Del resto, che si ritengano un segnale di apertura al dialogo dichiarazioni come “la fede non si può imporre”, è già sintomo di una distorsione prospettica. Citando brevissimi passaggi o concetti di Socrate e Aristotele, John Rawls e Jürgen Habermas, Benedetto XVI intende dimostrare che, consegnando la pretesa di verità alla “ragione pubblica” o alla filosofia lasciata a se stessa, non si può trovare un criterio per stabilire cosa sia ragionevole, né si arriva alla vera ragione, o alla verità. Per rimediare a questa impasse, presenta la filosofia e la teologia come «custodi della sensibilità per la verità», come una «coppia di gemelli». Parla anche di religioni, ma ha in mente anzitutto quella cristiana, e ancor più precisamente la variante cattolica. Prescrive alla filosofia (“la filosofia deve…”) di non chiudersi «davanti a ciò che le religioni ed in particolare la fede cristiana hanno ricevuto e donato all’umanità come indicazione di un cammino»; più precisamente, avverte che «la storia dei santi, la storia dell’umanesimo cresciuto sulla base della fede cristiana dimostra la verità di questa fede nel suo nucleo essenziale».

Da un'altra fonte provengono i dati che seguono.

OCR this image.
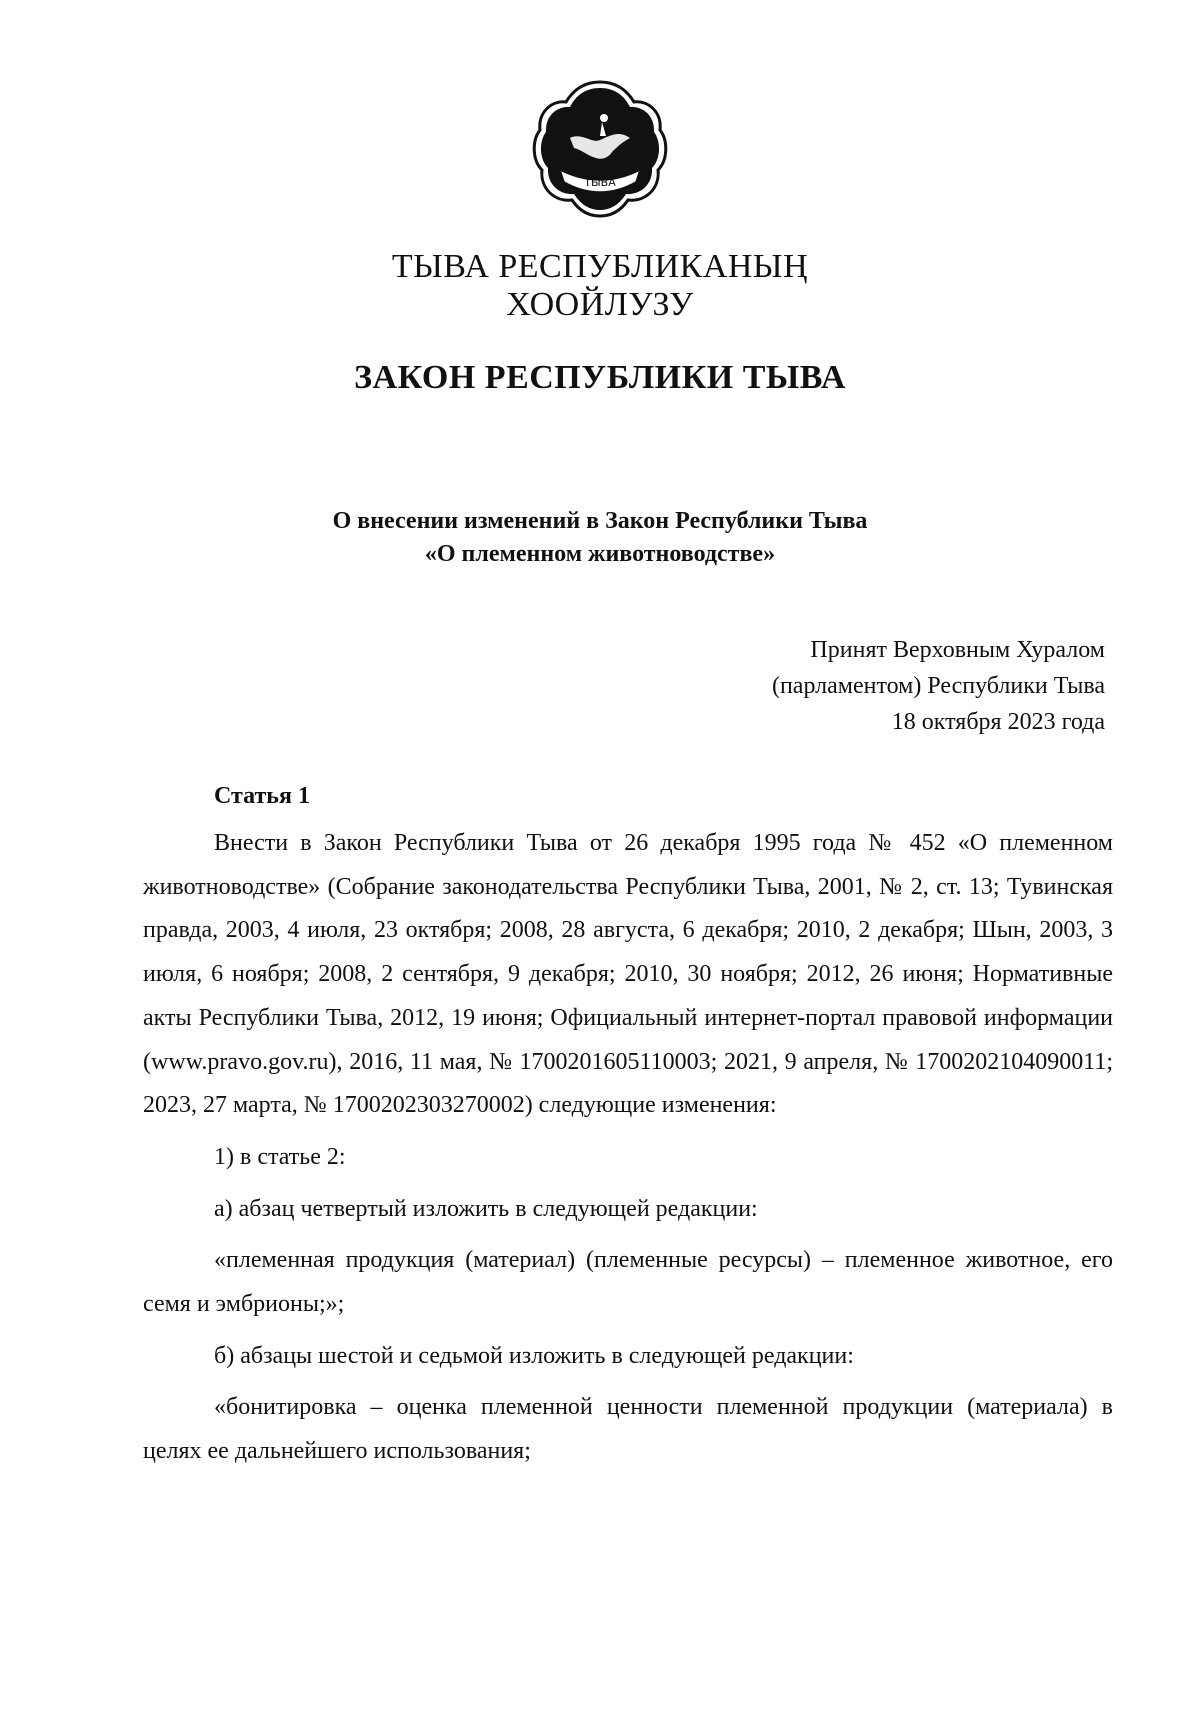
ТЫВА
ТЫВА РЕСПУБЛИКАНЫҢ
ХООЙЛУЗУ
ЗАКОН РЕСПУБЛИКИ ТЫВА
О внесении изменений в Закон Республики Тыва
«О племенном животноводстве»
Принят Верховным Хуралом
(парламентом) Республики Тыва
18 октября 2023 года
Статья 1

Внести в Закон Республики Тыва от 26 декабря 1995 года № 452 «О племенном животноводстве» (Собрание законодательства Республики Тыва, 2001, № 2, ст. 13; Тувинская правда, 2003, 4 июля, 23 октября; 2008, 28 августа, 6 декабря; 2010, 2 декабря; Шын, 2003, 3 июля, 6 ноября; 2008, 2 сентября, 9 декабря; 2010, 30 ноября; 2012, 26 июня; Нормативные акты Республики Тыва, 2012, 19 июня; Официальный интернет-портал правовой информации (www.pravo.gov.ru), 2016, 11 мая, № 1700201605110003; 2021, 9 апреля, № 1700202104090011; 2023, 27 марта, № 1700202303270002) следующие изменения:

1) в статье 2:

а) абзац четвертый изложить в следующей редакции:

«племенная продукция (материал) (племенные ресурсы) – племенное животное, его семя и эмбрионы;»;

б) абзацы шестой и седьмой изложить в следующей редакции:

«бонитировка – оценка племенной ценности племенной продукции (материала) в целях ее дальнейшего использования;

È una concezione della “dimostrazione” che potrebbe essere oggetto di un interessante dibattito filosofico e scientifico, ma è legittimo aspettarsi che – in nome della verità, o del senso della verità – uno scienziato e un filosofo possano avanzare riserve davanti a questa perentoria teorizzazione del pontefice. La riserva che il dissenziente volesse avanzare, tuttavia, verrebbe immediatamente squalificata dall’assunto secondo cui il messaggio della fede è «forza purificatrice per la ragione stessa, che la aiuta ad essere più se stessa»; altrimenti detto, la teologia ricorda alla filosofia il suo «vero compito»: senza farsi orientare nel cammino dal vero nucleo della fede cristiana, la ragione inevitabilmente inaridisce, e la filosofia corre il pericolo di ridursi a positivismo.
In conclusione, non sembra esserci molto per giustificare l’attribuzione all’autore del titolo di “eminente filosofo”. Al massimo, è il discorso che ci si poteva aspettare da un catechista che abbia studiato qualcosa di filosofia, e che per qualche ragione faccia la sua lezione di dottrina parlando della filosofia in termini generali (“la filosofia”, appunto), citando pochissime fonti e riducendo il dibattito degli ultimi tre secoli su uomo e animale, sulla verità, sull’interpretazione, sul senso, etc. a un “pericolo di positivismo”, da cui potrebbero salvarci soltanto la fede cristiana e il Papa, come “voce della ragione etica dell’umanità”. Non è poi così incomprensibile che alcuni professori abbiano protestato di fronte alla prospettiva di un’ideologica lezione di catechismo ad apertura di un anno accademico, senza ragionevole possibilità di contraddittorio.
Ben venga, invece, un dibattito davvero aperto, tra il Papa e altri eminenti religiosi, teologi, filosofi, scienziati, storici, antropologi, e così via; in un confronto, però, per una volta tra pari, in cui, tra i partecipanti, non ce ne sia uno che appaia trasfigurato dal potere, quale depositario della ragione divina. E in cui tutti non escludano dall’inizio di poter cambiare idea.
Ma i vincoli epistemologici e di fede vanno oltre le buone intenzioni: sanno attivare tutte le risorse retoriche ed escogitare le peripezie argomentative più stravaganti e parziali, presentandole come naturali e oggettivamente valide.